Submitted by Anthony Davis
The Freundel Stuart administration is not interested in in pursuing anti-corruption legislation at present because it is not a priority,” Attorney General Adriel Brathwaite said. “Brathwaite played down the stance taken by University of the West Indies political scientist Cynthia Barrow-Giles who indicated at a recent event that corruption was part of the political culture here, encouraged by the country’s penchant for furtiveness – BARBADOS TODAY dated 04 March, 2016
First of all, Mr. Attorney General, let me give you the definition of “corruption” as printed in Merriam-Webster’s online dictionary: “corruption: “noun: Dishonest or illegal behaviour especially by powerful people (such as government officials or police officers) : the act of corrupting someone or something : something that has been changed from its original form “Full Definition: 1 a: Impairment of integrity, virtue or moral principle: Depravity b: Decay, decomposition c: Inducement to wrong by improper or unlawful means (as bribery) d: A departure from the original or from what is pure or correct 2 Archaic: an agency or influence that corrupts 3 chiefly dialect:
a) The ancient Egyptians used special preservatives to spare their dead from complete corruption
b) The corruption of the upper classes eventually led to the fall of the Roman Empire
c) Socrates was put to death because the ancient Athenians believed he was spreading corruption to their youth
If your perception of corruption does not fall under any of the above categories, then there is really no corruption in this country.

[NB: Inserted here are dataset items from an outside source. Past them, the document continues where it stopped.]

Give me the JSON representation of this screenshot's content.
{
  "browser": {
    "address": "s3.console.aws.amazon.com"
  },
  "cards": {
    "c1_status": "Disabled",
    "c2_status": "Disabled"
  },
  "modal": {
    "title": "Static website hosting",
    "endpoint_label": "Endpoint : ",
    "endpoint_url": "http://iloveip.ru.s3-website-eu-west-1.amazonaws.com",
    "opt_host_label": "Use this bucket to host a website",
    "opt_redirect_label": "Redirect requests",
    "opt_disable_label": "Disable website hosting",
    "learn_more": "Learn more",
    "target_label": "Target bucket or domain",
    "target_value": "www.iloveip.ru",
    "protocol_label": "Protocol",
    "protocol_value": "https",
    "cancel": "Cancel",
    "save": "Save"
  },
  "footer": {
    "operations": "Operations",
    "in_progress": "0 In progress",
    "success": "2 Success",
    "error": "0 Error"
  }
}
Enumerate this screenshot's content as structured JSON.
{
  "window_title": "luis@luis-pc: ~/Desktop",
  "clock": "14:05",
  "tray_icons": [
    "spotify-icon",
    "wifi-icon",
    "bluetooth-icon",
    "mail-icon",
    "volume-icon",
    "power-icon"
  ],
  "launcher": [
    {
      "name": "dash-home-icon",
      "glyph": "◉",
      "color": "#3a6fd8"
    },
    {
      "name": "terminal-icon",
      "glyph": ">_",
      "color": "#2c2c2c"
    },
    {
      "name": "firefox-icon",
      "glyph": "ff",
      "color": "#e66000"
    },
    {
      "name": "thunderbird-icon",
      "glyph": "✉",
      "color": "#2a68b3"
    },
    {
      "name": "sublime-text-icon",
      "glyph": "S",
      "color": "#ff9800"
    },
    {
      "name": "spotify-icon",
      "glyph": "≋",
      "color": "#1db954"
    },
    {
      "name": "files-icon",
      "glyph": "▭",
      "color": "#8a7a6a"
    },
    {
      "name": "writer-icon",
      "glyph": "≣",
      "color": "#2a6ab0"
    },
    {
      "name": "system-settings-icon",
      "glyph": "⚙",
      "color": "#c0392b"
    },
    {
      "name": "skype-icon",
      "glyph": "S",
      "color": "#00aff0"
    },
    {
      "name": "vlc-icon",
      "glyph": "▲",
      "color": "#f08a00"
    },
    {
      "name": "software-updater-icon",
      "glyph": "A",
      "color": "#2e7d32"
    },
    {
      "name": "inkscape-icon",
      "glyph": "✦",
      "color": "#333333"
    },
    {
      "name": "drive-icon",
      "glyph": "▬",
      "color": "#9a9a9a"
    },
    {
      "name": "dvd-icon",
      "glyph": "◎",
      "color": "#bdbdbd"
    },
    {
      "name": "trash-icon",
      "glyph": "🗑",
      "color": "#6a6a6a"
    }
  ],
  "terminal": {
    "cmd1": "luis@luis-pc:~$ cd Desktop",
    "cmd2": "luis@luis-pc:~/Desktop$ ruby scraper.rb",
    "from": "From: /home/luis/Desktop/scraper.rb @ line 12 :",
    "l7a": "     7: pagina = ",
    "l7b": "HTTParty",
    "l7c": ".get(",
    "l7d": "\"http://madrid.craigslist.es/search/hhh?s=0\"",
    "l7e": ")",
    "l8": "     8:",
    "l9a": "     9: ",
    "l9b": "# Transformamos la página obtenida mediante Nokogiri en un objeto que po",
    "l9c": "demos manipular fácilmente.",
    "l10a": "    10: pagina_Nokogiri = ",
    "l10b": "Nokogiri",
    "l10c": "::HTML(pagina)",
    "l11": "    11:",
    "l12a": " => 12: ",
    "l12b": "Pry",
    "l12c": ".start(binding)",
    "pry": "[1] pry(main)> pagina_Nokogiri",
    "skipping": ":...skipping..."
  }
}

However, seeing that the Prime Minister stated that there is vote buying in this country – not once but twice, in 2013 and 2014, pray tell me, Mr. Attorney General, if that is not corruption what would you call it?
Several lawyers – including the Speaker of the Barbados House of Assembly – have come before the courts for misappropriation of people’s money.
What is that, Mr. Attorney General?
If you need more proof, I would suggest that you read Philip V. Nicholls’ “MORE BINDING THAN MARRIAGE”. It makes good reading, and I hope that he donates some copies to all of the libraries so that everyone has the chance to read it.
It surely pinpoints the morality in Barbados!
It seems that the word “noises” has become an integral part of Government’s vocab since the time when the PM used it.
There are school children being forced into sexual activity by adults – what is that?
One student was deprived of her rights to an education for almost three months – what is that?
What would you call it when a set of people promise to do something before elections, and then renege on them after they have won the said elections – with one of them stating that he understood “from a practical perspective” why the ruling Democratic Labour Party Government had not kept some of its promises?
Is he trying to say that reneging on promises is the correct thing to do as long as the result wanted had been achieved?
What would you call it when a minister can cast aspersions on the Leader of the Opposition in Barbados, and get away with it without even the slightest hint of an apology?
What about Government’s covert op whereby it has sold our land at 6 c per acre and given our water – which is a very scarce and precious commodity – to Cahill Energy for 30 years, whereas the populace is sucking salt to get water for their everyday use?
And the list goes on. The bell will have to toll at some time!